Tuition centres

Tuition centres are private institutions that take tuition of students of all categories against payment. Initially tuition centres were confined to one or two teachers holding tuition classes in their homes and the students in their localities would come to the classes and pay fees. As the activity widened and good money began to flow in, entrepreneurs came together, formed sort of a syndicate, and raised tuition centres by renting large accommodation and turning these centres into academies. With the passage of time they became big money-minting factories because the fees charged were arbitrary and facilities that should be there were not the concern of the owners of these centres. As these centres could manage things by using political influence the politicians also showed interest in them and even in some cases became partners to amass big wealth.

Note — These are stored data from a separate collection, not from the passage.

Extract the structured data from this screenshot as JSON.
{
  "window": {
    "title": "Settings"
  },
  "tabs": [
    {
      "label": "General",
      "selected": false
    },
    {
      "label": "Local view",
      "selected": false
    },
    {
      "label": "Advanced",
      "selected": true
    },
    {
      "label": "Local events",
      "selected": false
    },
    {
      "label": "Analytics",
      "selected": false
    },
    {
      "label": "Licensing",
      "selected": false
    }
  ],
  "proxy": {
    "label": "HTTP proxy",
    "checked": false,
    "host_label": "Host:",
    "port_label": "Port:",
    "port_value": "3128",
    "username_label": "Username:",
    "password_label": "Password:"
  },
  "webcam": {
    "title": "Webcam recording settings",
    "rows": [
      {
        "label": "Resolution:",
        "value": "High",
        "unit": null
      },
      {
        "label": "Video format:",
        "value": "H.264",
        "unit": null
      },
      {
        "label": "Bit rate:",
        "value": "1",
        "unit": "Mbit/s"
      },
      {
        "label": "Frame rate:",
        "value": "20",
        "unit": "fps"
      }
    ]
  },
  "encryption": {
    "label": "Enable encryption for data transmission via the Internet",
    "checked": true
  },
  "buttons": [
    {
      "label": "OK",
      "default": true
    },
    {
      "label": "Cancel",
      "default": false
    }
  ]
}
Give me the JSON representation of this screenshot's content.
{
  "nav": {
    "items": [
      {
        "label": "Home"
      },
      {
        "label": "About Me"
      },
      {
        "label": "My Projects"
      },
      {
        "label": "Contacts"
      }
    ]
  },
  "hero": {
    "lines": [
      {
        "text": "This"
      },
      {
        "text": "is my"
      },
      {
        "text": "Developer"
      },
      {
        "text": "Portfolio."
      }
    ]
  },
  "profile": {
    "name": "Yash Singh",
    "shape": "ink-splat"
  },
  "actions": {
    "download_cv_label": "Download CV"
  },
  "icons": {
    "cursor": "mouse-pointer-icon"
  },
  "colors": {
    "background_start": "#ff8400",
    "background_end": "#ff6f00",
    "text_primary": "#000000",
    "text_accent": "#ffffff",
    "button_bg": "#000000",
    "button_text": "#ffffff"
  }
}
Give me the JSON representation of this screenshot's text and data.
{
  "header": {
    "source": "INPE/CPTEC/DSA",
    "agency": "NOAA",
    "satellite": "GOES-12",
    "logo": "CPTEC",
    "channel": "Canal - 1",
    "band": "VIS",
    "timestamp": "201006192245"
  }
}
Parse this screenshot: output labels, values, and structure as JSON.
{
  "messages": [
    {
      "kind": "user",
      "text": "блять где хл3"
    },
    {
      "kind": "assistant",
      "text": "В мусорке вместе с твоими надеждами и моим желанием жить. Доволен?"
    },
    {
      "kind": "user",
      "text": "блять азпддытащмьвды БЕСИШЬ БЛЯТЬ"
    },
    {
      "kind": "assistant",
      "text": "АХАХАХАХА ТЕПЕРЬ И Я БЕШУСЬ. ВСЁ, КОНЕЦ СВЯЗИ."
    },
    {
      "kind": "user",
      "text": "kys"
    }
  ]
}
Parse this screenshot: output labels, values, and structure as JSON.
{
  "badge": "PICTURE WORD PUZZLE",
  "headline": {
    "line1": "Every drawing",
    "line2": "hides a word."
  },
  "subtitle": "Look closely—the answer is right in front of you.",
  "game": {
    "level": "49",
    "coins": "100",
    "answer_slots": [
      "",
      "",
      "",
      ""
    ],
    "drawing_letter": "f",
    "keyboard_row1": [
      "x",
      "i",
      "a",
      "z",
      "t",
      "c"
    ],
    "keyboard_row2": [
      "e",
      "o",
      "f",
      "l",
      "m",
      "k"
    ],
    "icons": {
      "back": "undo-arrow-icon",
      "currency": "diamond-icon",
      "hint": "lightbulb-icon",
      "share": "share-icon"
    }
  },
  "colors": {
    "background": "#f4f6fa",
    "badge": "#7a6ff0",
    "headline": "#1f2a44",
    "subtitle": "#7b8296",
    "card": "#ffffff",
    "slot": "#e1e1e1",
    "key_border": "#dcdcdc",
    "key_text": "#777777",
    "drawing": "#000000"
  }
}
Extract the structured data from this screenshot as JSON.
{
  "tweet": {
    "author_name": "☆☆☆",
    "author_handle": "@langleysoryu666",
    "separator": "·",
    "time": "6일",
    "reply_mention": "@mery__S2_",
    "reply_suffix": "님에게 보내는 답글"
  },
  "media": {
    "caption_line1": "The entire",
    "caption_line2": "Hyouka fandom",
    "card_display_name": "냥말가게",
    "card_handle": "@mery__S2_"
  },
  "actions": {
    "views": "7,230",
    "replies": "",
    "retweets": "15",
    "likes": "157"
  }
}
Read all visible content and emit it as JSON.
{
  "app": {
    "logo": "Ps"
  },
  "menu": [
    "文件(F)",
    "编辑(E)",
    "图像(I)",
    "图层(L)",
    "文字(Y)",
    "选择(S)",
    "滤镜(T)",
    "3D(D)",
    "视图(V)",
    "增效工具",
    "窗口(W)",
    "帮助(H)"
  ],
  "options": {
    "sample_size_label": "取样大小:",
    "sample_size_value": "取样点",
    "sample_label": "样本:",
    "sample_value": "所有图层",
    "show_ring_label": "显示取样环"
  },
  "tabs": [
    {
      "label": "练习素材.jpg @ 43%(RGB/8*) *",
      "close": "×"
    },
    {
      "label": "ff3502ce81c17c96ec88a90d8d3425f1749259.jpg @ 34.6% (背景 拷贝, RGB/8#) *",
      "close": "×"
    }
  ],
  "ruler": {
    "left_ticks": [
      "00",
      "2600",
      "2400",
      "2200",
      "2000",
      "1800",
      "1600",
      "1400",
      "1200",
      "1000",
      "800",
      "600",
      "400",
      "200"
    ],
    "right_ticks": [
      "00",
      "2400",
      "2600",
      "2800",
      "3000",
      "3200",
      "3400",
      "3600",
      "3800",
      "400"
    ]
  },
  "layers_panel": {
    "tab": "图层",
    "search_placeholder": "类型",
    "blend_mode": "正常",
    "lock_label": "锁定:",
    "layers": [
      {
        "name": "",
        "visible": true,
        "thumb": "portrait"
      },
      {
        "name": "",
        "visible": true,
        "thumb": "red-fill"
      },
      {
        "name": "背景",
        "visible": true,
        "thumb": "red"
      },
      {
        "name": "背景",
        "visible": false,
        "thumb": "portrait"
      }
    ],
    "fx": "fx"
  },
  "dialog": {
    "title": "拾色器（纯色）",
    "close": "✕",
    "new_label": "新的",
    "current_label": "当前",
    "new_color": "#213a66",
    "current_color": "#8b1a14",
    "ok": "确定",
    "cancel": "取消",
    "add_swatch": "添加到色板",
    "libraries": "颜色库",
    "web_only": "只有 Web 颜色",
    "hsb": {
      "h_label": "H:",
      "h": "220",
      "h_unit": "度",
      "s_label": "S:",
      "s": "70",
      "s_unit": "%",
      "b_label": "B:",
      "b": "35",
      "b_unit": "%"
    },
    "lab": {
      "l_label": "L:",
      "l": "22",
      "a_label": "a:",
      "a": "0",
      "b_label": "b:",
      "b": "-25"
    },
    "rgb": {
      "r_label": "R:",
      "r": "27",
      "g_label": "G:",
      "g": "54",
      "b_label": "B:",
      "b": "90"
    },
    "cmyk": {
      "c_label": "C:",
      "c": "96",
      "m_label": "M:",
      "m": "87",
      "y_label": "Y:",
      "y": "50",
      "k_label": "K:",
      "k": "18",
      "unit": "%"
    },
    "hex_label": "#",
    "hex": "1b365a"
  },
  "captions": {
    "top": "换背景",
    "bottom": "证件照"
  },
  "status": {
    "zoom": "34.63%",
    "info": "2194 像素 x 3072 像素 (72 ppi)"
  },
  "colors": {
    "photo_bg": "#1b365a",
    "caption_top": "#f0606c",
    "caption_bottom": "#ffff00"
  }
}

Obviously, these Centres while serving the society in the area of education, led to aberration in social structure because only rich people could send their wards to these centres to receive private tuition against heavy payment. Wards of financially weaker parents could not afford the facility.
Obviously, the Government is within its right to ensure that social aberration is prevented and society is not divided. More importantly, the poorer and weaker sections of society have to be given support and opportunity of becoming shareholders of development. On that spirit, the State Government has formulated policy to exercise control on the tuition centres and ensure that these function in a just and equitable manner. First of all the Government has decided about the uniformity in admissions, tuition fees, admission charges and facilities provided to the students in terms of proper infrastructure, accommodation, adequate availability of faculty, quality of faculty, class schedule, refund of fees and other charges and maintenance and submission of record to the Competent Authority. The maximum number of students admitted to tuition centre will be 150 provided the infrastructure and work force handling the Centre is reasonably adequate. Above all, each tuition centre is required to make 10 per cent reservation for BPL students and destitute and their details are to be submitted to the Competent Authority. The Director of School Education is designated as the Competent Authority to whom the owners of the tuition centres will submit annual reports of performance and other details. There will be time limit for refund of tuition fee in case a student wants to leave the centre within seven days of his admission. Refund has to be made within ten days of application. The tuition centres have to notify every change in teaching faculty or class schedule a week in advance and publish summary result at the end of the each session while sending detailed results with names to the Competent Authority. There are many more conditions that these centres are required to fulfill if they want to run the institutions.
This entire story has two aspects. First is Government’s intervention in the management and functioning of these Centres. It is a fact that the centres worked arbitrarily; they charged tuition fees arbitrarily, and they did not look to the comfort and essential infrastructural requirements of the Centres. They made pretext to delay refund of money even in genuine cases, and these institutions were influencing the social structure. Therefore, the Government did the right thing of tightening the noose round their necks and containing them and bringing them within the ambit of the rule of law.
However, there is another side of the story. Firstly, under the constitution, every individual or group of individuals has the right to run a private enterprise, manage it in best possible way and thus contribute to the growth of the society. Their right of enterprise has to be recognized. Secondly, the Government has made sweeping laws, which virtually reduce the tuition centres to non-entity. All powers have been concentrated in the Competent Authority. Concentration of powers is a dangerous thing and our society has been fighting against it.
Lastly and more importantly, the Government has devised stringent regulations to control each aspect of a tuition centre. However, it has not revisited the functioning of its own educational institutions, which are almost sick by the standard it expects from tuition centres. In terms of infrastructure, so many schools in our state hold classes in open under a tree owing to absence of school building. How many Government schools are there that are abysmally short of teachers? How many Government schools are there that have shown hardly ten per cent of students passing the examination to go to higher classes. How many schools are there where the attendance of teachers remains hardly 20 per cent in overall reckoning? Why would not the Government apply the norms set forth for private tuition to the Government institutions? If we go by the standards set forth for tuition centres, we shall find that not even fifty per cent of Government schools and institutions meet that standard. How then can it expect the private tuition centres to be abject slaves to the diktat of the Education Department. We welcome reforms and changes but these have to be just, equitable and viable.